Would you like to attract more bees, butterflies, hummingbirds, and other pollinators to your garden? Do you like to grow your own cut flowers for arrangements?
Story by Denise Pugh
If you answered yes to the questions above, Verbena bonariensis might be the plant for you. Tall verbena, sometimes called Brazilian vervain, stands tall without staking, moves with the breeze, attracts pollinators, and is an excellent filler in flower arrangements. And if that isn’t enough, this plant will re-seed, and in Zones 8 and higher, it is tender perennial. From a distance, the plant casts a purple cloud over surrounding flowers since the blooms appear to float atop the tall, slender stems. In tropical areas, tall verbena is considered a weed, but in north Mississippi, our winter temperatures keep it under control.
Sow seeds outside in a well-prepared planting bed after all danger of frost or start seeds indoors six to eight weeks before the last frost. Choose a site in full sun with well-drained soil amended with organic matter, and plan to provide moisture during the dry, hottest parts of the summer. Cutting the flowers will result in a bushier plant with many blooms. Great companions for this plant include purple coneflower (Echinacea purpurea), Zinnia, and black-eyed Susan (Rudbeckia hirta) for a cottage garden that can handle the summer heat.

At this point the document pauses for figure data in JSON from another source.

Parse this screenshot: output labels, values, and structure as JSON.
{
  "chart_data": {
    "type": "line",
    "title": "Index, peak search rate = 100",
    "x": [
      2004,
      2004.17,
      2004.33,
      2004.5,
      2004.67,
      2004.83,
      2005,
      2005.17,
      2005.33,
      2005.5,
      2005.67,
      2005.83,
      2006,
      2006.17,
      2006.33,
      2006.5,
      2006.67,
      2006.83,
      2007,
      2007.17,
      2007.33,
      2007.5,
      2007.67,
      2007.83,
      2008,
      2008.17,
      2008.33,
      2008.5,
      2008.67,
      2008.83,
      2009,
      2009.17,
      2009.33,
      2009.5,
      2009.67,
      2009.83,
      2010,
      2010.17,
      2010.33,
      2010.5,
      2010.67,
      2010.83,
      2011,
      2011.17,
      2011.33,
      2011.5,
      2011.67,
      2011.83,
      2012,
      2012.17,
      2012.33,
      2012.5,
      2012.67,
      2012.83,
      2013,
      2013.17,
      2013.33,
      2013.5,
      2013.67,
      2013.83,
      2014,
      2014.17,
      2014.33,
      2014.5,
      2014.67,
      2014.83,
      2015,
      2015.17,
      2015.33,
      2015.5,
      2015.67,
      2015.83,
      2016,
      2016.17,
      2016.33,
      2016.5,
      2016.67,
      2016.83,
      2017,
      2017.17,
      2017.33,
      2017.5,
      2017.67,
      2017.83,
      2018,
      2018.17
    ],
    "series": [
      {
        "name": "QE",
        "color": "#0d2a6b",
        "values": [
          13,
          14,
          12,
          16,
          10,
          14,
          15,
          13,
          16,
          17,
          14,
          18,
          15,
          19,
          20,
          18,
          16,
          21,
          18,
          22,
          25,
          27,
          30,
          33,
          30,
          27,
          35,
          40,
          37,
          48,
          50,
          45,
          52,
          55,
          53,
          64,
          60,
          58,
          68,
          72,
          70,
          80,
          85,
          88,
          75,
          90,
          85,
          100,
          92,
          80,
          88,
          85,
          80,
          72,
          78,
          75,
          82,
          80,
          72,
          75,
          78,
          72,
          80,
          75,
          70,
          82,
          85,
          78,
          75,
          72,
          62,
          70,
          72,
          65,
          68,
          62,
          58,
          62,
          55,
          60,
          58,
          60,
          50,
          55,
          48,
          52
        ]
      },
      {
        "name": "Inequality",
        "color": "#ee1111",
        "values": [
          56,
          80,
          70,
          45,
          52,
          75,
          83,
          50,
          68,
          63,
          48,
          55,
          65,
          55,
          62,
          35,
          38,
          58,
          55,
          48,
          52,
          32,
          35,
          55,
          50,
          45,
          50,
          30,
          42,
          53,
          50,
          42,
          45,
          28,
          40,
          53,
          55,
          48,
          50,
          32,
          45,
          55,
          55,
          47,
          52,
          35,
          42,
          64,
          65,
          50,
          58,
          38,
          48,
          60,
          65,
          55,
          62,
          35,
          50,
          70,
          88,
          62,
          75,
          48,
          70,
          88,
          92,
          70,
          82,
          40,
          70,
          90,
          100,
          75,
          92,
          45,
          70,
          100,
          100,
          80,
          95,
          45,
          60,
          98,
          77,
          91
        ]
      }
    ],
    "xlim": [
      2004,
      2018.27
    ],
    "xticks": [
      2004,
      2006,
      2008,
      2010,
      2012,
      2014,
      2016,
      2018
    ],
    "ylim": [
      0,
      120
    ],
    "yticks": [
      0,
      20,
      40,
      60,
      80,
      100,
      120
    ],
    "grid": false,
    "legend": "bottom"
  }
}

Quick Facts and Keys to Success
Common Names: Tall verbena, Brazilian vervain
Botanical Name: Verbena bonariensis
USDA Hardiness Zone(s): 7-11
Size: 2-4 feet tall with a spread up to 3 feet
Bloom Time: June to frost
Bloom Color: Rose violet, lavender
Type: Herbaceous perennial
Exposure: Full sun
Uses: Meadow gardens, cottage gardens, and as cut flowers – an excellent filler in arrangements.